The bracing language and source material were characteristic of what is one of the most interesting and intense media environments surrounding a sports industry anywhere in the world.
V’Landys chairs the Australian Rugby League Commission, which oversees the NRL. He has been jousting in the media with figures from the Australian Football League, who have criticised his ambitious restart plan for rugby league. ‘Nasal swab’ was a reference to the unpleasant method of testing for Covid-19.
Eddie McGuire, president of AFL team the Collingwood Magpies had said: “The AFL wants to show social leadership, they don’t want to be out like the NRL spruiking [an Australianism, meaning promoting or publicising] different ideas, we’re going to be model citizens.”
Led by V’Landys, the NRL has been champing at the bit to get back into action. Even before the UFC’s Dana White had a similar idea, the rugby league competition was reported to be considering relocating en masse to a tropical island in an attempt to restart. V’Landys invited opprobrium earlier in the Covid-19 outbreak for suggesting, as the virus was taking hold, that the NRL deserved a government bail-out.
The outspoken ARLC chair was having none of McGuire’s criticism. “Those people (within the AFL) should really have been concentrating on their own business and their own activities without making ill-informed comments about something they know nothing about,” he told the Herald Sun.
There is more than an echo today of the abrasive, aggressive approach of legendary mogul Kerry Packer as he leveraged sport to build his Australian media empire from the 1970s through to the 1990s. Representatives of major players in the sports and media industries aren’t averse to tearing strips off one another in on-the-record interviews.

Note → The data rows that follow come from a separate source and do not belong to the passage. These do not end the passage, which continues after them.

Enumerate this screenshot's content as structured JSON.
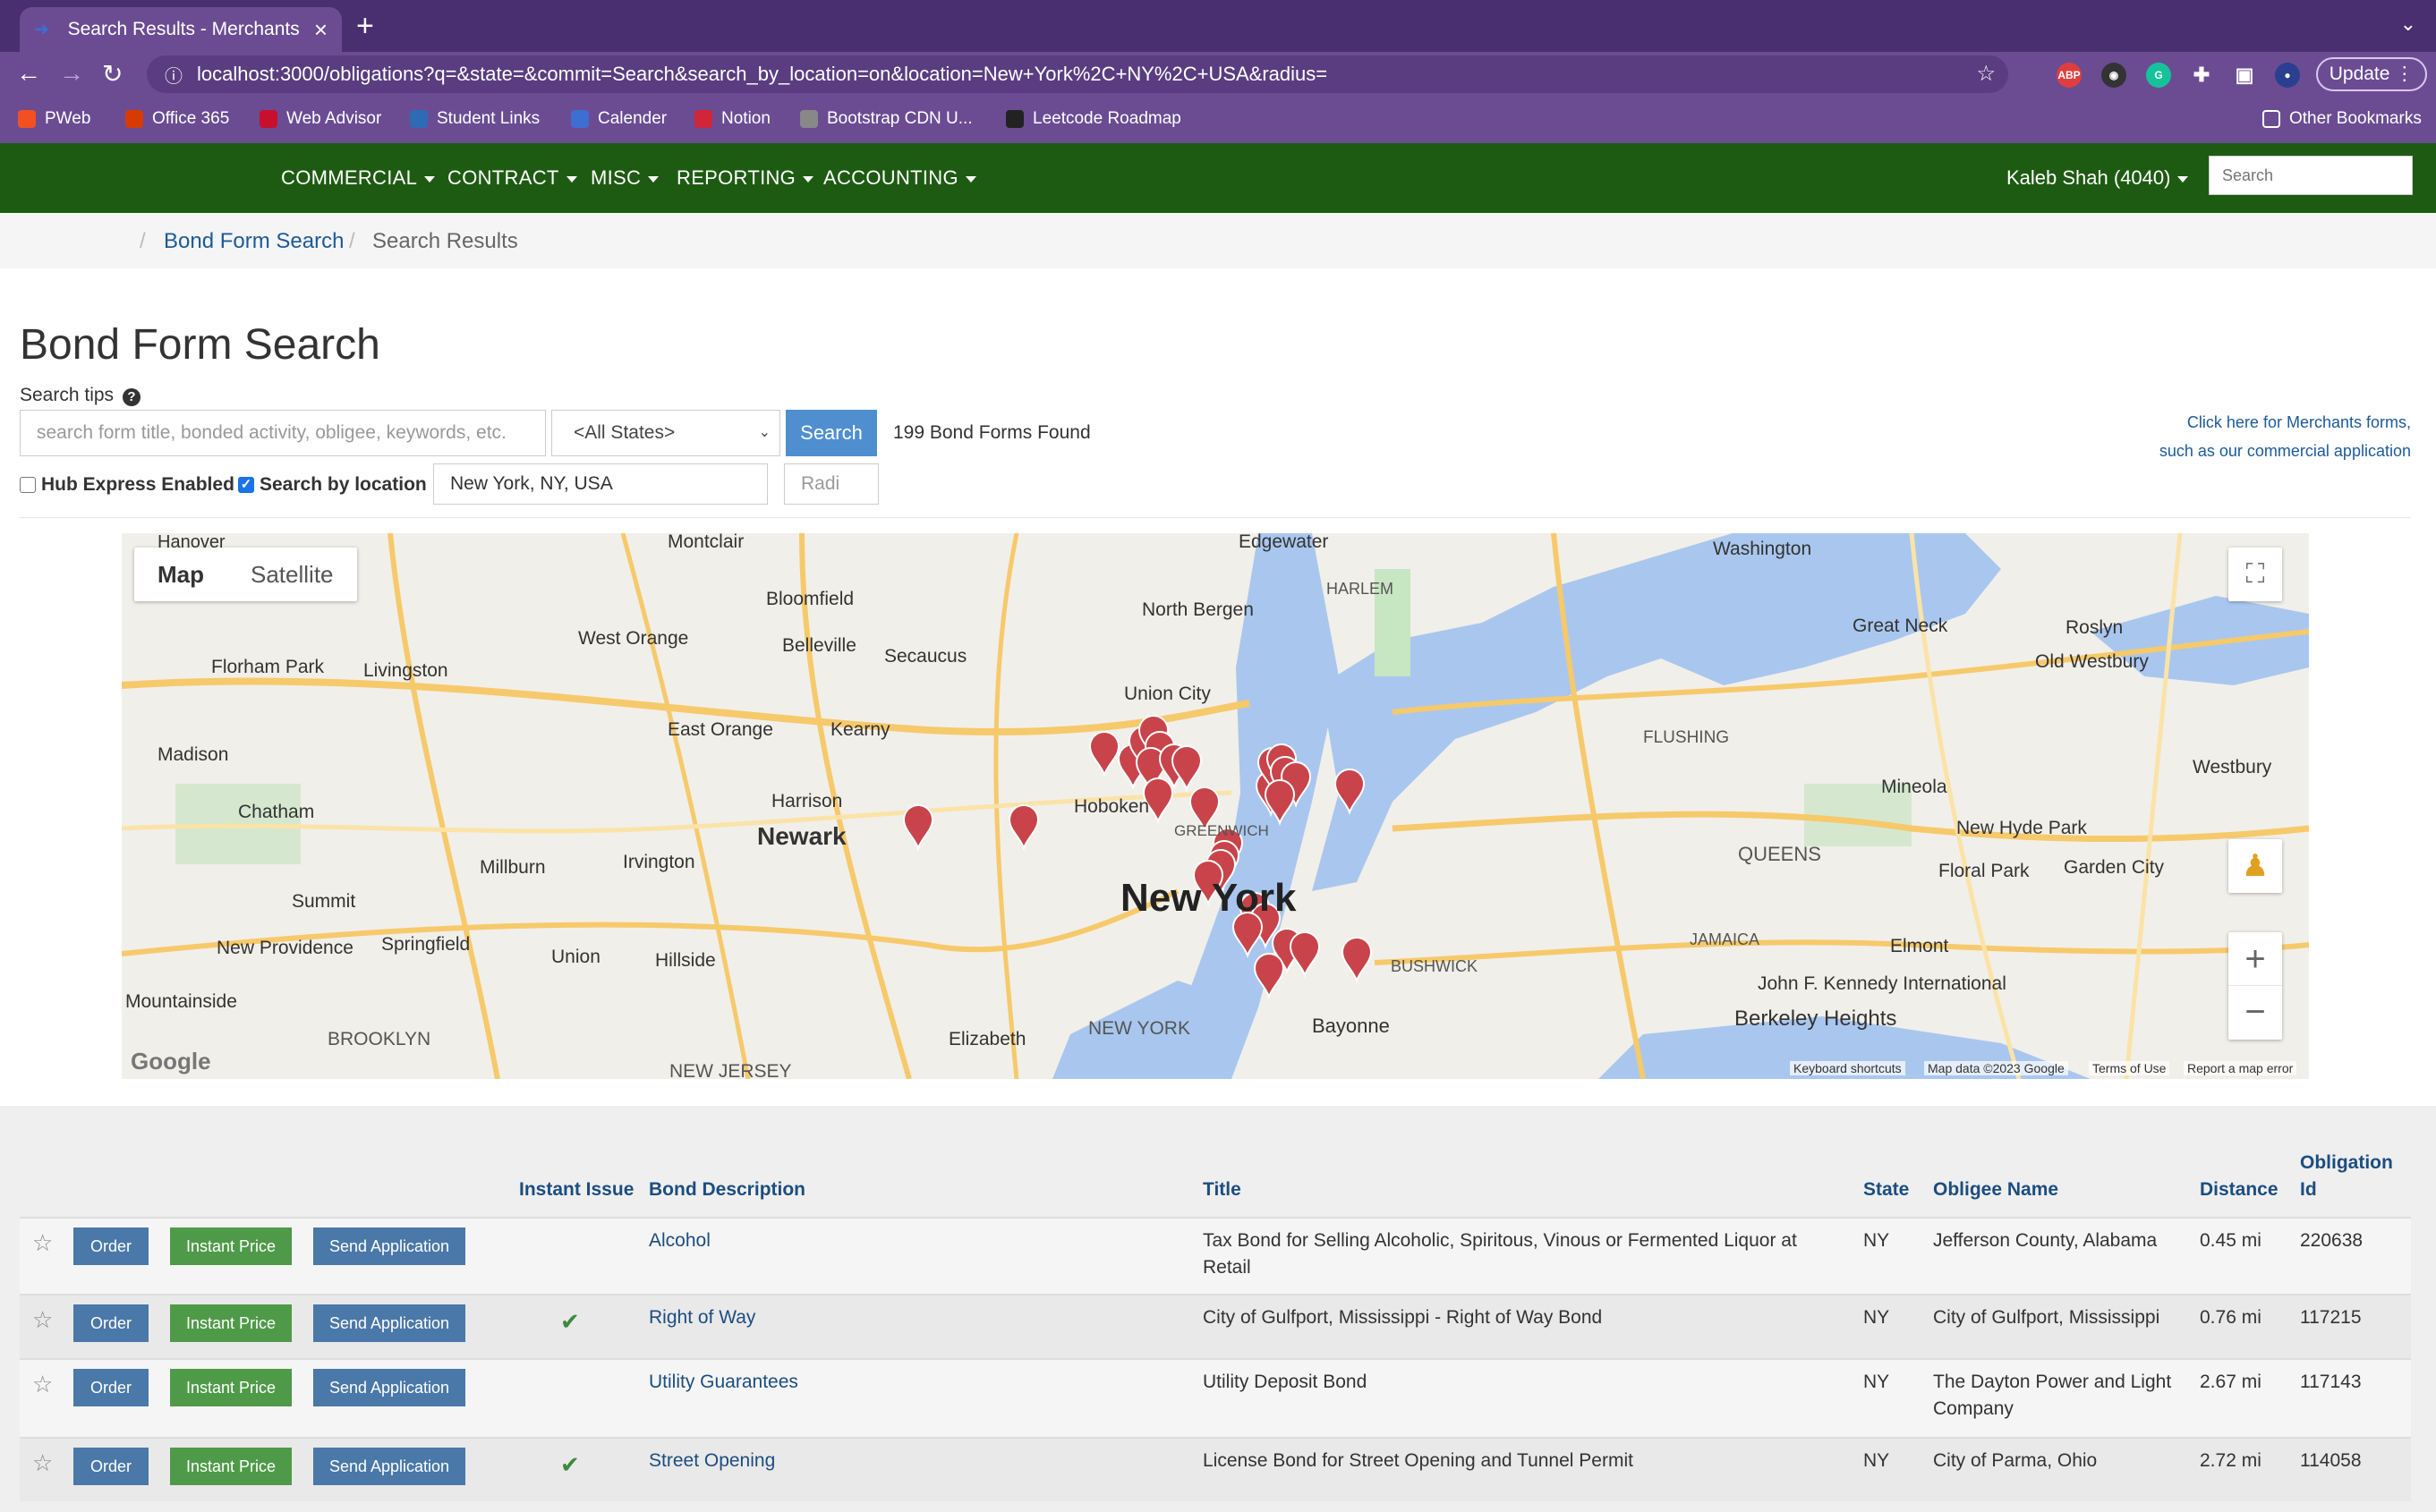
{
  "browser": {
    "tab_title": "Search Results - Merchants Bo",
    "url": "localhost:3000/obligations?q=&state=&commit=Search&search_by_location=on&location=New+York%2C+NY%2C+USA&radius=",
    "update_label": "Update",
    "bookmarks": [
      "PWeb",
      "Office 365",
      "Web Advisor",
      "Student Links",
      "Calender",
      "Notion",
      "Bootstrap CDN U...",
      "Leetcode Roadmap",
      "Other Bookmarks"
    ]
  },
  "appnav": {
    "menus": [
      "COMMERCIAL",
      "CONTRACT",
      "MISC",
      "REPORTING",
      "ACCOUNTING"
    ],
    "user": "Kaleb Shah (4040)",
    "search_placeholder": "Search"
  },
  "breadcrumb": {
    "sep": "/",
    "parent": "Bond Form Search",
    "current": "Search Results"
  },
  "search": {
    "heading": "Bond Form Search",
    "tips_label": "Search tips",
    "query_placeholder": "search form title, bonded activity, obligee, keywords, etc.",
    "state_selected": "<All States>",
    "search_button": "Search",
    "results_count": "199 Bond Forms Found",
    "merchants_link_1": "Click here for Merchants forms,",
    "merchants_link_2": "such as our commercial application",
    "hub_express_label": "Hub Express Enabled",
    "hub_express_checked": false,
    "search_by_location_label": "Search by location",
    "search_by_location_checked": true,
    "location_value": "New York, NY, USA",
    "radius_placeholder": "Radi"
  },
  "map": {
    "tab_map": "Map",
    "tab_satellite": "Satellite",
    "city_label": "New York",
    "zoom_in": "+",
    "zoom_out": "−",
    "labels": [
      "Hanover",
      "Montclair",
      "Edgewater",
      "HARLEM",
      "Washington",
      "Bloomfield",
      "North Bergen",
      "West Orange",
      "Belleville",
      "Great Neck",
      "Roslyn",
      "Florham Park",
      "Livingston",
      "Secaucus",
      "Union City",
      "Old Westbury",
      "East Orange",
      "Kearny",
      "FLUSHING",
      "Madison",
      "Harrison",
      "Westbury",
      "Chatham",
      "Newark",
      "Hoboken",
      "GREENWICH",
      "Mineola",
      "New Hyde Park",
      "QUEENS",
      "Millburn",
      "Irvington",
      "Floral Park",
      "Garden City",
      "Summit",
      "Springfield",
      "Union",
      "Hillside",
      "JAMAICA",
      "Elmont",
      "New Providence",
      "BUSHWICK",
      "John F. Kennedy International",
      "Berkeley Heights",
      "Mountainside",
      "BROOKLYN",
      "Bayonne",
      "Elizabeth",
      "NEW JERSEY",
      "NEW YORK"
    ],
    "footer": [
      "Keyboard shortcuts",
      "Map data ©2023 Google",
      "Terms of Use",
      "Report a map error"
    ],
    "google_logo": "Google"
  },
  "table": {
    "headers": {
      "instant_issue": "Instant Issue",
      "bond_description": "Bond Description",
      "title": "Title",
      "state": "State",
      "obligee": "Obligee Name",
      "distance": "Distance",
      "obligation_id_1": "Obligation",
      "obligation_id_2": "Id"
    },
    "buttons": {
      "order": "Order",
      "instant": "Instant Price",
      "send": "Send Application"
    },
    "rows": [
      {
        "desc": "Alcohol",
        "instant": false,
        "title_1": "Tax Bond for Selling Alcoholic, Spiritous, Vinous or Fermented Liquor at",
        "title_2": "Retail",
        "state": "NY",
        "obligee_1": "Jefferson County, Alabama",
        "obligee_2": "",
        "distance": "0.45 mi",
        "id": "220638"
      },
      {
        "desc": "Right of Way",
        "instant": true,
        "title_1": "City of Gulfport, Mississippi - Right of Way Bond",
        "title_2": "",
        "state": "NY",
        "obligee_1": "City of Gulfport, Mississippi",
        "obligee_2": "",
        "distance": "0.76 mi",
        "id": "117215"
      },
      {
        "desc": "Utility Guarantees",
        "instant": false,
        "title_1": "Utility Deposit Bond",
        "title_2": "",
        "state": "NY",
        "obligee_1": "The Dayton Power and Light",
        "obligee_2": "Company",
        "distance": "2.67 mi",
        "id": "117143"
      },
      {
        "desc": "Street Opening",
        "instant": true,
        "title_1": "License Bond for Street Opening and Tunnel Permit",
        "title_2": "",
        "state": "NY",
        "obligee_1": "City of Parma, Ohio",
        "obligee_2": "",
        "distance": "2.72 mi",
        "id": "114058"
      }
    ]
  },
  "colors": {
    "browser": "#6b4c93",
    "appnav": "#1e5b12",
    "search_button": "#4f8fd0",
    "order_button": "#4a78a8",
    "instant_button": "#4f9a48",
    "pin": "#c8444a"
  }
}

Elsewhere, sports media-rights negotiations are reported blow-by-blow in the national newspapers. Speculation abounds about the commercial fortunes of the major codes and teams. Political manoeuvres in sport’s corridors of power are laid bare.
Another major recent story in the market was the departure of Peter Wiggs as board director of Rugby Australia, after little more than a month in the role. The Australian carried a detailed report of an RA board meeting conducted on Zoom that presaged Wiggs’ departure. His colleagues rejected his demands for a pick of a chief executive and one other board member, in what seems to have been the fatal blow to his short tenure.
Not all of Australia’s sports organisations or executives engage readily with the media, of course. The Australian Football League’s central commercial organisation is one example, largely shunning publicity.
But, by and large, sports business media coverage and executive conduct in the rest of the world seems staid by comparison, except perhaps in the colourful world of fight sports. And I am sure most executives prefer it that way.
With no regular sport to cover, sports business coverage has ratcheted up recently. As one Australian market observer put it to me recently, “There are 35 NRL journalists in Sydney with nothing else to write about”. The financial and organisational strain being placed on sports organisations and their broadcast partners is creating plenty of off-pitch action. And lots of it will be as energetically covered as the on-field stuff usually is. Australian sports industry-watchers could be in for a season of compelling content.